DomainVerse: A Benchmark Towards Real-World Distribution Shifts For Tuning-Free Adaptive Domain Generalization

Feng Hou,Jin Yuan,Ying Yang,Yang Liu,Yang Zhang,Cheng Zhong,Zhongchao Shi,Jianping Fan,Yong Rui,Zhiqiang He
2024-03-05
Abstract:Traditional cross-domain tasks, including domain adaptation and domain generalization, rely heavily on training model by source domain data. With the recent advance of vision-language models (VLMs), viewed as natural source models, the cross-domain task changes to directly adapt the pre-trained source model to arbitrary target domains equipped with prior domain knowledge, and we name this task Adaptive Domain Generalization (ADG). However, current cross-domain datasets have many limitations, such as unrealistic domains, unclear domain definitions, and the inability to fine-grained domain decomposition, which drives us to establish a novel dataset DomainVerse for ADG. Benefiting from the introduced hierarchical definition of domain shifts, DomainVerse consists of about 0.5 million images from 390 fine-grained realistic domains. With the help of the constructed DomainVerse and VLMs, we propose two methods called Domain CLIP and Domain++ CLIP for tuning-free adaptive domain generalization. Extensive and comprehensive experiments demonstrate the significance of the dataset and the effectiveness of the proposed methods.
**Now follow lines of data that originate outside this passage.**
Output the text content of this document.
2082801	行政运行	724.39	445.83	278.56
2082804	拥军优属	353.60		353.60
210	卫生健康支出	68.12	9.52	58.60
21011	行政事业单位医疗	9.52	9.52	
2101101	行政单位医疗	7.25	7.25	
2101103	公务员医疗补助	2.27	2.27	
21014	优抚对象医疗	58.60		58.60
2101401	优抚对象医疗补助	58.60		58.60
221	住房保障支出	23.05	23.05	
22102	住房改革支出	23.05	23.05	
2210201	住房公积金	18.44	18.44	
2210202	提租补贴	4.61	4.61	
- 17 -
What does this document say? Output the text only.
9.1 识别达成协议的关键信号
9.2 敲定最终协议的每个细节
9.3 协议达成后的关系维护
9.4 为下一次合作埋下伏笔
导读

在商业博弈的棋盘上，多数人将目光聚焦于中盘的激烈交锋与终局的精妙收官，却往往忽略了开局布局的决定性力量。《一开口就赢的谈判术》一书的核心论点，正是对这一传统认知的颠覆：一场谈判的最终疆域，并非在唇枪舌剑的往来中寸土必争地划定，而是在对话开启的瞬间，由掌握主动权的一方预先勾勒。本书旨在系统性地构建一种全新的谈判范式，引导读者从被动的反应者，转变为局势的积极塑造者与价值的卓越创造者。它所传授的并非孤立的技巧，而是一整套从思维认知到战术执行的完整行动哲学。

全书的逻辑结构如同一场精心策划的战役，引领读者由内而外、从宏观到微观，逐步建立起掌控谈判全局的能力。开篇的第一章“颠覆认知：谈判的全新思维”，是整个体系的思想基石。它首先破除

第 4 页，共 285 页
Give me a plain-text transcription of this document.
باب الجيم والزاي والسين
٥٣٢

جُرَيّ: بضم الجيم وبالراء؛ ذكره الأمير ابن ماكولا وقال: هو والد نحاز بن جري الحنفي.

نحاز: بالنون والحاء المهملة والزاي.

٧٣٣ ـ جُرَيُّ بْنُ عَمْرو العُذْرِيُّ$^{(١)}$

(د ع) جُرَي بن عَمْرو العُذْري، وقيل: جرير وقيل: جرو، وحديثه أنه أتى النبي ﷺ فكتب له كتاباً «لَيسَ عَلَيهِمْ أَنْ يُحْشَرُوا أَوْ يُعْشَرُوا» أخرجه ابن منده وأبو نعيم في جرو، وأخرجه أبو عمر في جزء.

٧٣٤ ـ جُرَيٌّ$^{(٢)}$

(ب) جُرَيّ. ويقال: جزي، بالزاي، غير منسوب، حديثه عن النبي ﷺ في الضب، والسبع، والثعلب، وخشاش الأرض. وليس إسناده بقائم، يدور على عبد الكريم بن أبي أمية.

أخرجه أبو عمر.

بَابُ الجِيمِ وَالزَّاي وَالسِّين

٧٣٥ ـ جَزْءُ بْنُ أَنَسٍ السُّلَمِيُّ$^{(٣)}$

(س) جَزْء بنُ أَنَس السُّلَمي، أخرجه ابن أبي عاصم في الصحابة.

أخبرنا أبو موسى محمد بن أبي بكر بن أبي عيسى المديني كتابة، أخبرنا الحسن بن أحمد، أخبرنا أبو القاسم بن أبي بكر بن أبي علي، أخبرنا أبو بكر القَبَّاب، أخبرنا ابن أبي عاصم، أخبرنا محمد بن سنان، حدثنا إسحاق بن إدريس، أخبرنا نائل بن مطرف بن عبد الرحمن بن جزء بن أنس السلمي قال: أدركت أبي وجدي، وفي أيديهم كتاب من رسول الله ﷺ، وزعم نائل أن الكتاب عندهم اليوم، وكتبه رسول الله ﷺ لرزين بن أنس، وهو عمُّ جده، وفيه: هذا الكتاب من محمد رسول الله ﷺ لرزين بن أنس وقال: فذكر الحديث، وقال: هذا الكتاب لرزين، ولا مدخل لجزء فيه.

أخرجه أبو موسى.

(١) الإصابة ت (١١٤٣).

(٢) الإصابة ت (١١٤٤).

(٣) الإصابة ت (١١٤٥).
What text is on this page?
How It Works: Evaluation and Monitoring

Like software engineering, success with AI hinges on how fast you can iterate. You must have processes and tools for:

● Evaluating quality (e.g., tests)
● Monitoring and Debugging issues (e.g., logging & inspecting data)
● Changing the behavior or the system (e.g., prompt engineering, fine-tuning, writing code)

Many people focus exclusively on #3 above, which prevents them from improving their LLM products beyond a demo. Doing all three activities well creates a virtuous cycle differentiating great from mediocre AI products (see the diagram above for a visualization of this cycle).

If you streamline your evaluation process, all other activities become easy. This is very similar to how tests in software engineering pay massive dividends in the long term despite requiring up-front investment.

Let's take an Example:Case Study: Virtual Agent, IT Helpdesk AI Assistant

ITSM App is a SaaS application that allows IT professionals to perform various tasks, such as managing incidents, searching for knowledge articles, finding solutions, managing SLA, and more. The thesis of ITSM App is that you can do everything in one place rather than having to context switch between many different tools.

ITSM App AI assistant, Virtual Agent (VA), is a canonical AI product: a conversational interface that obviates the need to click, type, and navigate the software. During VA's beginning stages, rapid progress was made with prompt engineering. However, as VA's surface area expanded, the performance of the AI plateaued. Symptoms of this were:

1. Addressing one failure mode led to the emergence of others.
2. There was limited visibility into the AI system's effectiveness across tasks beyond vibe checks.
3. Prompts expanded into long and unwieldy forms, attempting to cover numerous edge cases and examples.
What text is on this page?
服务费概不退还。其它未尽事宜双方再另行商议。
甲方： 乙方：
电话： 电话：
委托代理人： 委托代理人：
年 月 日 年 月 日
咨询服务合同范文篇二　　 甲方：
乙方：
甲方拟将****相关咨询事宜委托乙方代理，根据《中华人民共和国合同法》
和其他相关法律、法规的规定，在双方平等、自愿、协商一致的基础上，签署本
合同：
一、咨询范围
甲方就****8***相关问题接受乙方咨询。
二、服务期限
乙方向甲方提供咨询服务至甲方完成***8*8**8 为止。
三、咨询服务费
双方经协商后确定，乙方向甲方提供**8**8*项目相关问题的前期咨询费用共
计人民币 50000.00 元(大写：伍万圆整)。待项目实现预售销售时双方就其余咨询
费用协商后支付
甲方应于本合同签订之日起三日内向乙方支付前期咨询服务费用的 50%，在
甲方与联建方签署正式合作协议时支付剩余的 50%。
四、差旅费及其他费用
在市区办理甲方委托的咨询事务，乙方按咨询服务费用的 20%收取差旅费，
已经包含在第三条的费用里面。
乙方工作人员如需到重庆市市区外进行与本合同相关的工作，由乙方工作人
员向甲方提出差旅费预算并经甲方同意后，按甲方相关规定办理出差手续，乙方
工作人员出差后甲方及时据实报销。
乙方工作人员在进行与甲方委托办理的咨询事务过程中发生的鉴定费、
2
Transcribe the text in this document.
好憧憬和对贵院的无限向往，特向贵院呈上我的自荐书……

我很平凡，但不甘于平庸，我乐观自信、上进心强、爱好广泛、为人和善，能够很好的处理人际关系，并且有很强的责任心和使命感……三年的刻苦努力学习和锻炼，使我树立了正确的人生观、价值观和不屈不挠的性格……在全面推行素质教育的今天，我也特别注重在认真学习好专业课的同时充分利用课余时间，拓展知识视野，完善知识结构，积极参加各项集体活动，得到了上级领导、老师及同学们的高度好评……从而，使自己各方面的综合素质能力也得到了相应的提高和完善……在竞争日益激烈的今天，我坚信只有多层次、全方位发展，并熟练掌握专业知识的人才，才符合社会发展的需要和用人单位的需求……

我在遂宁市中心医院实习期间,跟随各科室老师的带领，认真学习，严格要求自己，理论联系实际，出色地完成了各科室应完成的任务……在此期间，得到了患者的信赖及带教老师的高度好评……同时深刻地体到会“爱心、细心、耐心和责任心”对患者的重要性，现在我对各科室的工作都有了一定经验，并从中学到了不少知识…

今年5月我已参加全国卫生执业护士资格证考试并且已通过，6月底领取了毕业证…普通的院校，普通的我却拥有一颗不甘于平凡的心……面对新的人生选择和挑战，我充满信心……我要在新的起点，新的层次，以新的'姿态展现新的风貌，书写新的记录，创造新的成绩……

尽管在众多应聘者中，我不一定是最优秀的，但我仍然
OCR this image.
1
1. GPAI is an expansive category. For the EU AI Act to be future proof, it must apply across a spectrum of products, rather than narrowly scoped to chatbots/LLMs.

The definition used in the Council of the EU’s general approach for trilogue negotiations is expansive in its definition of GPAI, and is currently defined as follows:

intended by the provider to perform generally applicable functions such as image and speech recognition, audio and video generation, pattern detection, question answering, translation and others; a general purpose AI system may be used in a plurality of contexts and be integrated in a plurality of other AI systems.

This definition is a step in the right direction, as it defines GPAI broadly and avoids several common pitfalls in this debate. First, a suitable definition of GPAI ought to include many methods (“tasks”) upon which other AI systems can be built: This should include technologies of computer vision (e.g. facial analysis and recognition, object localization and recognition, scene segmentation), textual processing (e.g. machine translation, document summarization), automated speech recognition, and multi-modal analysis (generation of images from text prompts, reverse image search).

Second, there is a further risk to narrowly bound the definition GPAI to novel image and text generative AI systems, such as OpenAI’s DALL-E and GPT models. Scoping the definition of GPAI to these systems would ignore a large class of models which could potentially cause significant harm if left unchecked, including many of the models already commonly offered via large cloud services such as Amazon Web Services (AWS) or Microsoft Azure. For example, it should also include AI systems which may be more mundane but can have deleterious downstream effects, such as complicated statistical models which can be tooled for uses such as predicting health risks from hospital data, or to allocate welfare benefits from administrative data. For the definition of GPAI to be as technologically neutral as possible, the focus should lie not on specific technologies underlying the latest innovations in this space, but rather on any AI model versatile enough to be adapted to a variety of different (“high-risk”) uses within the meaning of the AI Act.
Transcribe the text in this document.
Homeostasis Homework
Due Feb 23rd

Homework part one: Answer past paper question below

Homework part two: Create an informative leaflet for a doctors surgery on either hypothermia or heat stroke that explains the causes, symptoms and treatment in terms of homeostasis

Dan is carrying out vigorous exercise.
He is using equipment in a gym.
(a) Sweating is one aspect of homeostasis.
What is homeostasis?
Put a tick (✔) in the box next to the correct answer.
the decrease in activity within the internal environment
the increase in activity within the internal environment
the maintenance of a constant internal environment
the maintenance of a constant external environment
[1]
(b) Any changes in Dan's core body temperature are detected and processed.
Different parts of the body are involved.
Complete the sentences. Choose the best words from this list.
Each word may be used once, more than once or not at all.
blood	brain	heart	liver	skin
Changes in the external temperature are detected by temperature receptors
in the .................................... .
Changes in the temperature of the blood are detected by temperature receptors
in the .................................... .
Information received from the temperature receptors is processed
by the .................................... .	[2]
Computer Vision and Pattern Recognition
What problem does this paper attempt to address?
The paper aims to address the issue of distribution shift in cross-domain tasks, particularly for Adaptable Domain Generalization (ADG) tasks in real-world scenarios. Specifically, the paper addresses the following issues: 1. **Problems with existing datasets**: Existing cross-domain datasets have numerous limitations, such as lack of realism, unclear domain definitions, insufficient number of domains, and sample imbalance. These issues make it difficult for models to generalize effectively in real-world scenarios. 2. **Model adaptability issues**: Traditional Visual Language Models (VLMs) often require fine-tuning or rely on annotated data when dealing with unknown target domains, which is costly and impractical in real applications. Therefore, a model that can adapt to any target domain without fine-tuning is proposed. 3. **Utilization of domain knowledge**: How to effectively utilize prior knowledge of the target domain to enhance model performance. By introducing detailed domain description information, the model can better understand and adapt to the characteristics of different domains. To address the above issues, the authors constructed a new large-scale dataset called DomainVerse and proposed two CLIP-based methods: Domain CLIP and Domain++ CLIP. Both methods can achieve effective domain generalization without any fine-tuning. Experimental results show that these methods significantly outperform existing methods on various evaluation metrics.